We can avoid the apply by first checking the input sequence with require, and then using take:

    val shuffleInputSources = meta.kind match {
      case WideOpKind.Join | WideOpKind.CoGroup =>
        require(upstreamIds.length == 2, s"${meta.kind} requires exactly 2 upstream stages")
        require(meta.sides.length == 2, s"${meta.kind} requires exactly 2 sides")
        
        val List(upstream1, upstream2) = upstreamIds.take(2).toList
        val List(side1, side2) = meta.sides.take(2).toList
        
        Seq(
          ShuffleInput(upstream1, Some(side1), meta.numPartitions),
          ShuffleInput(upstream2, Some(side2), meta.numPartitions)
        )
      case _ =>
        // Single-input operations
        require(upstreamIds.nonEmpty, s"${meta.kind} requires exactly 1 upstream stage")
        Seq(ShuffleInput(upstreamIds.headOption.get, None, meta.numPartitions))
    }

Of course, the require can still throw the exception for an emtpy sequence, but this fails fast and is easier to debug than a NoSuchElementException.

More Complex Example

The value is perhaps best demonstrated in a more complex case, where having WartRemover restrict head and apply forces a larger refactor, improving safety significantly.

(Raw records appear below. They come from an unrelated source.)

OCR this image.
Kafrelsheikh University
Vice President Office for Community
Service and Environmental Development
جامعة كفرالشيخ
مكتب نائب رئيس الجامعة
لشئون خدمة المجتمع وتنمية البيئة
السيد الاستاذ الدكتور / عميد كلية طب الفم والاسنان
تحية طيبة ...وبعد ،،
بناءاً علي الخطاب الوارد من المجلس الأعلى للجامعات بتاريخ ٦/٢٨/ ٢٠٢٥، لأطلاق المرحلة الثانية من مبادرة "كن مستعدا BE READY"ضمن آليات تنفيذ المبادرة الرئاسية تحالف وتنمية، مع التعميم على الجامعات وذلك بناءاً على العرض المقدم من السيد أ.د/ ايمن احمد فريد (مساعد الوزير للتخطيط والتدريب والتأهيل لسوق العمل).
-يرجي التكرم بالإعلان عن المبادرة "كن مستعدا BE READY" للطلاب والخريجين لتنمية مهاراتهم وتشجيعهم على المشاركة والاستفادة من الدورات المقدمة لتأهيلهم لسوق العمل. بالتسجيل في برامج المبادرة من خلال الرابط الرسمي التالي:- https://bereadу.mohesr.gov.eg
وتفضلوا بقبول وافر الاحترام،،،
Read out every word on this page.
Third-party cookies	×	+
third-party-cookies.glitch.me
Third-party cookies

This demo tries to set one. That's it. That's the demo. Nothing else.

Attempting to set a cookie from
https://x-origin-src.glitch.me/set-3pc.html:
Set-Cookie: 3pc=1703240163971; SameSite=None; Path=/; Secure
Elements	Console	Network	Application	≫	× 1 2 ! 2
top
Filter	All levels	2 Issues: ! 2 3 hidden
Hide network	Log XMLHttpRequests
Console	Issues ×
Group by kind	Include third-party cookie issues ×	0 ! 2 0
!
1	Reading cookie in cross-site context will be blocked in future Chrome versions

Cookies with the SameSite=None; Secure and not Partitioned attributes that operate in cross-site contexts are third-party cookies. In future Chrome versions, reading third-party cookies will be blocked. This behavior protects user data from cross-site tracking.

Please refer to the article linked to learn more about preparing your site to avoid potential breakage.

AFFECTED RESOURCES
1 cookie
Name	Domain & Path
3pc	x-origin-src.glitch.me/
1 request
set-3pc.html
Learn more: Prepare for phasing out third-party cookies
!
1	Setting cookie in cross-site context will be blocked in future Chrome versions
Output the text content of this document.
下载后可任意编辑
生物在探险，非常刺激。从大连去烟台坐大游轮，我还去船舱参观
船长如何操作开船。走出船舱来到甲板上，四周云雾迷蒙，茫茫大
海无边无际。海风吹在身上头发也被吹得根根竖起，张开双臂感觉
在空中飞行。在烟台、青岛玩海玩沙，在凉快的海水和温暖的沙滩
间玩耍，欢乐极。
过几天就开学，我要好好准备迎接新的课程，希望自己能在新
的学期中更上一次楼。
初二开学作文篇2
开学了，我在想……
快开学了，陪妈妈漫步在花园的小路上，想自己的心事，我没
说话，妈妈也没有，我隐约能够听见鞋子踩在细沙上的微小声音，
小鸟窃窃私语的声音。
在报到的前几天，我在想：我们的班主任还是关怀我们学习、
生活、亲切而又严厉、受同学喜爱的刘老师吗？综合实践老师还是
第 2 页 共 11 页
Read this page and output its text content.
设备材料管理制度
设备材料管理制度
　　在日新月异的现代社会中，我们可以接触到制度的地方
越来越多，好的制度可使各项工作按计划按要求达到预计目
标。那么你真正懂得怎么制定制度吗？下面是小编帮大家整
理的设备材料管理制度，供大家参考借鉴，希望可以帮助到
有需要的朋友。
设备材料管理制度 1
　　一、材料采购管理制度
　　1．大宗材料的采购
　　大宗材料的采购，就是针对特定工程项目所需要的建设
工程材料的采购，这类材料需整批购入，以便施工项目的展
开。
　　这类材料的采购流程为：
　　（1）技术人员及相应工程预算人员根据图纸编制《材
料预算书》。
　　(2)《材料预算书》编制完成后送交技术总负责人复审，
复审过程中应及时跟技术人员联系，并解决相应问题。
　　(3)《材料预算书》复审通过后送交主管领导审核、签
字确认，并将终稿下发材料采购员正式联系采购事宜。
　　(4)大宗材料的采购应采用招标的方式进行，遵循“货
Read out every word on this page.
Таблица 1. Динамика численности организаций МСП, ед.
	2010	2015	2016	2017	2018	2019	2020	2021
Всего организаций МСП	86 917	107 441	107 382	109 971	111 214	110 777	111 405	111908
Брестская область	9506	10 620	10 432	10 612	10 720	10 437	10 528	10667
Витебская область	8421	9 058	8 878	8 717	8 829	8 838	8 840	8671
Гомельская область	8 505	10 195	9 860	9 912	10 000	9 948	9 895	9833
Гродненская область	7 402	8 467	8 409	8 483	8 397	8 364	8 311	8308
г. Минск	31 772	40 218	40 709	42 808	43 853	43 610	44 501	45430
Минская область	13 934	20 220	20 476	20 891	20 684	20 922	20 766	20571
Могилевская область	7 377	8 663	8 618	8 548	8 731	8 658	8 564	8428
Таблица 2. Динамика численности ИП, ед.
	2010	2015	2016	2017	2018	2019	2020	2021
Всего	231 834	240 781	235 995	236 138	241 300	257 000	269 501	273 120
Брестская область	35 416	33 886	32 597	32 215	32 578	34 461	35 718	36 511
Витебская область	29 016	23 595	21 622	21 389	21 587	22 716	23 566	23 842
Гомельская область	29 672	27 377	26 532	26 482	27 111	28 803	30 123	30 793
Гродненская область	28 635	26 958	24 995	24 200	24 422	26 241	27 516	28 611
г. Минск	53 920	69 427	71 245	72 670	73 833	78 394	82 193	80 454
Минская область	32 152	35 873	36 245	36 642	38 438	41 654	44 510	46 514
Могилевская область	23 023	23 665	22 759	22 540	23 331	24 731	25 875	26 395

Consider this Spark pipeline:

import org.apache.spark.sql.{DataFrame, Column}
import org.apache.spark.sql.functions._

case class JoinSpec(leftCol: String, rightCol: String, joinType: String)

def buildDataPipeline(tables: Vector[DataFrame], 
                     joinSpecs: Vector[JoinSpec], 
                     groupByCols: Vector[String]): DataFrame = {
  
  // Unsafe: could throw if empty
  val baseDf = tables.head
  val joinDfs = tables.tail
  
  // Build joins - unsafe indexing
  val joinedDf = joinSpecs.zipWithIndex.foldLeft(baseDf) { case (df, (spec, idx)) =>
    df.join(joinDfs(idx), col(spec.leftCol) === col(spec.rightCol), spec.joinType)  // Unsafe indexing
  }
  
  // Group by - unsafe head access
  val primaryGroupCol = groupByCols.head  // Unsafe
  val restGroupCols = groupByCols.tail.map(col)
  
  joinedDf
    .groupBy(col(primaryGroupCol), restGroupCols: _*)
    .agg(count("*").as("record_count"), sum(col(groupByCols(0))).as("total"))  // Unsafe indexing
}

We can improve this by removing the unsafe head and apply indexing cols, and by using a functional for-comprehension with Either to handle runtime errors cleanly:

// Safe, concise implementation
def buildDataPipeline(
  tables: Vector[DataFrame], 
  joinSpecs: Vector[JoinSpec], 
  groupByCols: Vector[String]
): Either[String, DataFrame] = {
  
  for {
    baseDf <- tables.headOption.toRight("Pipeline requires at least one DataFrame")
    _ <- Either.cond(tables.tail.length == joinSpecs.length, (), "Mismatch: tables and join specs")
    
    // Safe zip-based joining (no indexing needed)
    joinedDf = tables.tail.zip(joinSpecs).foldLeft(baseDf) { case (df, (joinDf, spec)) =>
      df.join(joinDf, col(spec.leftCol) === col(spec.rightCol), spec.joinType)
    }
    
    // Safe pattern matching for grouping
    result <- groupByCols match {
      case Vector() => 
        Right(joinedDf.agg(count("*").as("record_count")))
      case single +: rest => 
        val cols = (single +: rest).map(col)
        Right(joinedDf.groupBy(cols: _*).agg(count("*").as("count")))
    }
  } yield result
}

// Clean usage
buildDataPipeline(
  Vector(usersDf, ordersDf),
  Vector(JoinSpec("user_id", "user_id", "inner")),
  Vector("department", "status")
) match {
  case Left(error) => raise new RuntimeException(s"Pipeline failed due to invalid job spec: $error")
  case Right(df) => df.show()
}

I plan to write about functional for-comprehensions in a future post, as I find them an interesting topic as well!